TheStar.com - Business - Is the bear just playing dead?
Despite bargain hunting, sudden burst of optimism, the answer really does depend on whom you ask
November 29, 2008 James Daw
Global stock markets shot higher this week, producing the sort of quick gains that most investors would be delighted to see in an entire year.
Toronto S&P/TSX composite index rose nearly 14 per cent, while New York's S&P 500 and Dow Jones industrial average rose roughly 12 per cent and 10 per cent respectively.
These gains barely dented the losses of recent months, but the sudden burst of optimism and bargain hunting may have you asking: Is the bear market over? Has the next bull cycle begun?
The answer will depend on whom you ask, but it's safe to say nobody knows for sure. We've been hit by too many shocks in a matter of weeks to think they will be the last.
Bob Gorman, chief portfolio strategist at TD Waterhouse, thinks major markets are roughly in the range of what could turn out to be the true bottom, even if this week's gains are quickly wiped out over the next few weeks.
"We had lows in October, then we recently revisited those lows a little more than a week ago – and those sorts of levels represent pretty cheap prices," he said yesterday. "We will probably find a bottom around those levels."
But that's not what Robert Prechter Jr. and his acolytes at Elliott Wave International Inc. in Gainesville, Ga., are thinking. Their theory is that if you, dear reader, still care the slightest about stock prices, they still have a long way to fall.

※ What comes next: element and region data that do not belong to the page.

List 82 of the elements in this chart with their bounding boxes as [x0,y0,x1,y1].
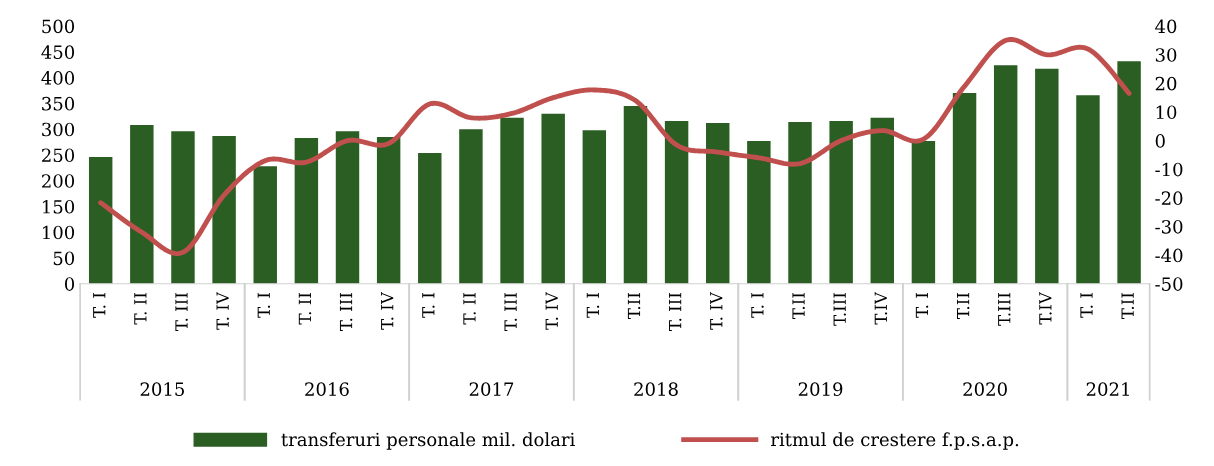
y2-tick-label: 20 [1155,76,1177,91]
x-tick-label: T. III [669,293,682,331]
x-tick-label: T.III [998,293,1011,326]
bar [253,166,277,284]
x-tick-label: T.III [833,293,846,326]
y2-tick-label: -30 [1155,219,1183,234]
x-tick-label: T. II [134,293,147,325]
y-tick-label: 100 [43,225,75,240]
bar [911,141,936,284]
x-tick-label: T.IV [1039,291,1052,325]
bar [376,136,401,284]
y-tick-label: 150 [43,199,75,214]
y-tick-label: 450 [41,45,75,59]
legend-label: ritmul de crestere f.p.s.a.p. [770,432,1019,450]
text: 2017 [469,382,514,396]
y2-tick-label: 30 [1155,48,1177,62]
y-tick-label: 300 [42,122,75,137]
text: 2021 [1086,382,1129,396]
y2-tick-label: 10 [1156,105,1177,120]
text: 2015 [140,382,184,396]
x-tick-label: T.II [792,293,805,320]
x-tick-label: T. III [339,293,353,331]
x-tick-label: T.II [1121,293,1134,320]
y2-tick-label: -10 [1155,162,1183,177]
bar [993,65,1018,284]
bar [1035,68,1059,284]
bar [171,131,195,284]
x-tick-label: T. I [1080,293,1093,318]
bar [294,137,319,284]
y2-tick-label: -50 [1155,277,1183,291]
x-tick-label: T.II [627,293,641,320]
y-tick-label: 400 [41,71,75,85]
x-tick-label: T. II [298,293,312,325]
x-tick-label: T. IV [545,291,559,330]
bar [212,135,236,284]
bar [541,113,565,284]
y-tick-label: 250 [42,148,75,163]
y-tick-label: 0 [64,277,75,291]
y-tick-label: 500 [42,19,75,34]
x-tick-label: T. IV [710,291,723,330]
bar [88,157,113,284]
bar [788,121,812,284]
x-tick-label: T. I [751,293,764,318]
bar [459,129,483,284]
bar [130,125,154,284]
bar [623,105,648,284]
x-tick-label: T. I [257,293,271,318]
x-tick-label: T.IV [874,291,888,325]
y2-tick-label: -40 [1155,248,1183,263]
x-tick-label: T. I [93,293,106,318]
text: 2018 [634,382,678,396]
text: 2019 [798,382,843,396]
bar [747,141,771,284]
y-tick-label: 50 [53,251,75,266]
bar [418,152,442,284]
bar [952,93,977,284]
bar [1117,61,1141,284]
x-tick-label: T. II [463,293,476,325]
y-tick-label: 350 [42,96,75,111]
x-tick-label: T. IV [381,291,394,330]
x-tick-label: T. IV [216,291,229,330]
bar [829,120,853,284]
x-tick-label: T.II [956,293,970,320]
x-tick-label: T. III [504,293,517,331]
bar [1076,95,1100,284]
y2-tick-label: 0 [1155,134,1165,148]
text: 2016 [305,382,349,396]
bar [582,130,607,284]
x-tick-label: T. I [422,293,435,318]
x-tick-label: T. I [586,293,600,318]
y-tick-label: 200 [42,174,75,188]
bar [870,117,894,284]
bar [706,122,730,284]
bar [335,131,360,284]
bar [500,117,524,284]
x-tick-label: T. I [915,293,929,318]
legend-label: transferuri personale mil. dolari [281,432,575,450]
y2-tick-label: 40 [1155,19,1177,34]
x-tick-label: T. III [175,293,188,331]
y2-tick-label: -20 [1155,191,1183,206]
text: 2020 [963,382,1007,396]
bar [664,120,689,284]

The author of Conquer The Crash, published in 2002, plus a dozen other books and hundreds of newsletter commentaries has persuaded his true followers not to declare this bear market over until we see the "outright death of the equity culture."
Prechter has forecast all manner of sweeping social developments during this latest "supercycle" of extreme pessimism, including the rise of socialism in the U.S., the collapse of America's social security system, lower hem lines, violent race relations and a decline in the popularity of restaurants and Shakespeare.
Hey, I'm not making this stuff up; he is.
But so far in 2008, Prechter and his crew have declared themselves more right than wrong about sharply falling stock prices, the peaks and declines of oil and gold and the depressing economic downturn.
Back in the mainstream, Gorman frankly admits he was wrong to predict last year that 2008 would see North American stock markets rise for the sixth year in row. Even after this week's gains, markets have fallen by a third or more.
It is clearer now that economic hardship lies ahead. Yet he argues stock prices are tantalizingly inexpensive. Even if profits fall by a quarter more than stock analysts expect, current stock prices would be only about 12 times those lower earnings.
"That is not terribly expensive," he argues.
Meanwhile, Gorman points out, U.S. institutions and retail investors are sitting on about $3.7 trillion in money market funds, equal to about a quarter of the value of U.S. equities. Some of that cash could well move into stocks. Already company insiders are buying twice the volume of shares they are selling, he says.
Those and other positive signs considered, Gorm an says that he expects markets to be about 14 per cent higher by the end of next year. With dividends, total investment returns would be somewhat higher.
"When you go through a bear market, it tends to be much shorter than a bull market," Gorman says.
"Of course pessimism can get pretty thick, and my view is that it was somewhat overdone. We do have rough economic times ahead, but the market will always look ahead."
Now, if pessimism is all you are feeling, then Prechter is your man. He has predicted stocks will not hit bottom until share prices are only six times earnings per share, and dividend yields are in the range of 17 per cent.
A lot of people would have to turn their backs on stocks before that happened. Poll your friends to see whom they would rather believe.